Faut-il renoncer aux commentaires? (19/01/2011)

commentaires barrés.jpgFaut-il renoncer aux commentaires? La question m'est posée par un blogueur importuné par les posts de quelques trolls et autres méchantes personnes qui n'ont, semble-t-il, rien d'autres à faire qu'à polluer la toile. Les commentaires discourtois (et bien pire), hors sujet, monomaniaques, etc.  font régulièrement la une. Ils sont pour beaucoup le prétexte commode de ne pas s'aventurer sur le net ou dans la blogosphère. A croire que leur moi est plus fragile que leur enveloppe corporel qu'ils soumettent à des dangers et des stress autrement plus dangereux...

Fermer les commentaires est évidemment un moyen radical pour ne pas être dérangé. C'est à chaque blogueur d'en décider. Mais la mesure me paraît parfaitement contradictoire avec notre société libérale avancée de l'information et de la communication qui place au sommet de ses principes la liberté d'expression, de croyance et de conscience.

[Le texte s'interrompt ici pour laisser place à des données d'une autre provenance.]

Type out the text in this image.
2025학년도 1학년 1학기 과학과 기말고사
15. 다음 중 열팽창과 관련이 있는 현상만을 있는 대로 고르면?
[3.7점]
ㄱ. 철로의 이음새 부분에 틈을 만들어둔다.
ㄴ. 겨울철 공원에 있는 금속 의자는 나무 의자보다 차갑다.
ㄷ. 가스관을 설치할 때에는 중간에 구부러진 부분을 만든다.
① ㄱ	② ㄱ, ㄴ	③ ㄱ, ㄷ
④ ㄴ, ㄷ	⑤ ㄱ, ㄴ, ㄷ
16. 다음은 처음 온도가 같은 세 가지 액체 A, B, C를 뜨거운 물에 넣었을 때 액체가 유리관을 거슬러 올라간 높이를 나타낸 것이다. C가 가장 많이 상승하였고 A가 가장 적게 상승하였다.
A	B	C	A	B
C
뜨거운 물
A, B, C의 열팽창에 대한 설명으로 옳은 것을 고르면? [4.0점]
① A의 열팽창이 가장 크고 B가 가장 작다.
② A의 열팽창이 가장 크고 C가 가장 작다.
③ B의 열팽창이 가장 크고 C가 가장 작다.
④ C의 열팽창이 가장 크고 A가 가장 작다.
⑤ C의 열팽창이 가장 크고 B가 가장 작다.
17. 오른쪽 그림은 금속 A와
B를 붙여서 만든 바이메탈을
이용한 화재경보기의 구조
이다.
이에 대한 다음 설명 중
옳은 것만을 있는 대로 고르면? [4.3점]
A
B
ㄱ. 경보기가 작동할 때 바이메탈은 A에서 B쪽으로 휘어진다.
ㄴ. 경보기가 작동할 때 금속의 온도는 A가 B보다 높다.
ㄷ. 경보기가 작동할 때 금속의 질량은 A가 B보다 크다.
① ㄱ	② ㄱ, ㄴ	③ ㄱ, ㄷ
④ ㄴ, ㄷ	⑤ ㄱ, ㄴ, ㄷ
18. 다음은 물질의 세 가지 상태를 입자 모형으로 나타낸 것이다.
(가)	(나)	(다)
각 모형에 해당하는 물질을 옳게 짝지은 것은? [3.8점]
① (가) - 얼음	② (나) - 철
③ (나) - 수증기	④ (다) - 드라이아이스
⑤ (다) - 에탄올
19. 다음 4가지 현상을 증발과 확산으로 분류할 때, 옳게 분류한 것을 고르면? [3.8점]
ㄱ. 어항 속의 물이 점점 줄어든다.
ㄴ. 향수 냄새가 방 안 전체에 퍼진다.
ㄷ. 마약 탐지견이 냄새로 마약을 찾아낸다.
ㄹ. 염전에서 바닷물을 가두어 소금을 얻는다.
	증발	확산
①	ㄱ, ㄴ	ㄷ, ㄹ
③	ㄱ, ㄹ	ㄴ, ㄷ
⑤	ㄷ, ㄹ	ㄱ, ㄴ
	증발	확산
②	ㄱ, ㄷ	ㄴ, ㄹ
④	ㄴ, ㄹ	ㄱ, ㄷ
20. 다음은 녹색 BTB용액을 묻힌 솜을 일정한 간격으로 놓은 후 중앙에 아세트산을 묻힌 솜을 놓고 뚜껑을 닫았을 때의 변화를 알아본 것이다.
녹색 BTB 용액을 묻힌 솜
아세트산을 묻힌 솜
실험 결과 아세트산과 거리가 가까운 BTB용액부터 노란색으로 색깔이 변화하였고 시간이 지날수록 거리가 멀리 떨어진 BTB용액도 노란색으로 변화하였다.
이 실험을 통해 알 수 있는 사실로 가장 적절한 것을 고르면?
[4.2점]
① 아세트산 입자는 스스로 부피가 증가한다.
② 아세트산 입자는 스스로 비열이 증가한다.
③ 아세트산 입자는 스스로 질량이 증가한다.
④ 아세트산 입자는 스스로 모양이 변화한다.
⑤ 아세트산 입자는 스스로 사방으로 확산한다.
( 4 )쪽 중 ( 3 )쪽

Au point - et c'est tant mieux - que notre société occidentale démocratique a renoncé à toute mise à l'index, censure et autre police préventive de la pensée, alors que les politiques dépensent des fortunes à régler la circulation routière, à lutter contre les tags, les hooligans, les dépotoirs et autres crottes qui salissent le domaine public et perturbent la quiétude civile, mais aussi à éduquer les habitants à trier les déchets, à s'alimenter correctement, à faire du sport, à ne pas fumer, à vivre ensemble en bonne harmonie.

Seule la toile semble échapper à la sollicitude de l'Etat qui aime tant faire le bonheur des gens. Pas pour longtemps sans doute. Sous couvert de lutte préventive contre la pédophilie, le terrorisme, l'extrémise, la cybercriminalité, le racisme ou autres crapuleries d'une infime minorité ou tout simplement les droits économiques, l'Etat ne va pas tarder à policer la toile.

Les bons citoyens le réclament: Qui supervisent les blogs de la Tribune m'interpelle-t-on? Comment pouvez-vous tolérer certaines insanités?

Attend-on que je sois le policier de la liberté d'expression, le balayeur des ordures? J'ai déjà eu l'occasion d'en parler dans un billet que j'ai intitulé la complainte des blogs.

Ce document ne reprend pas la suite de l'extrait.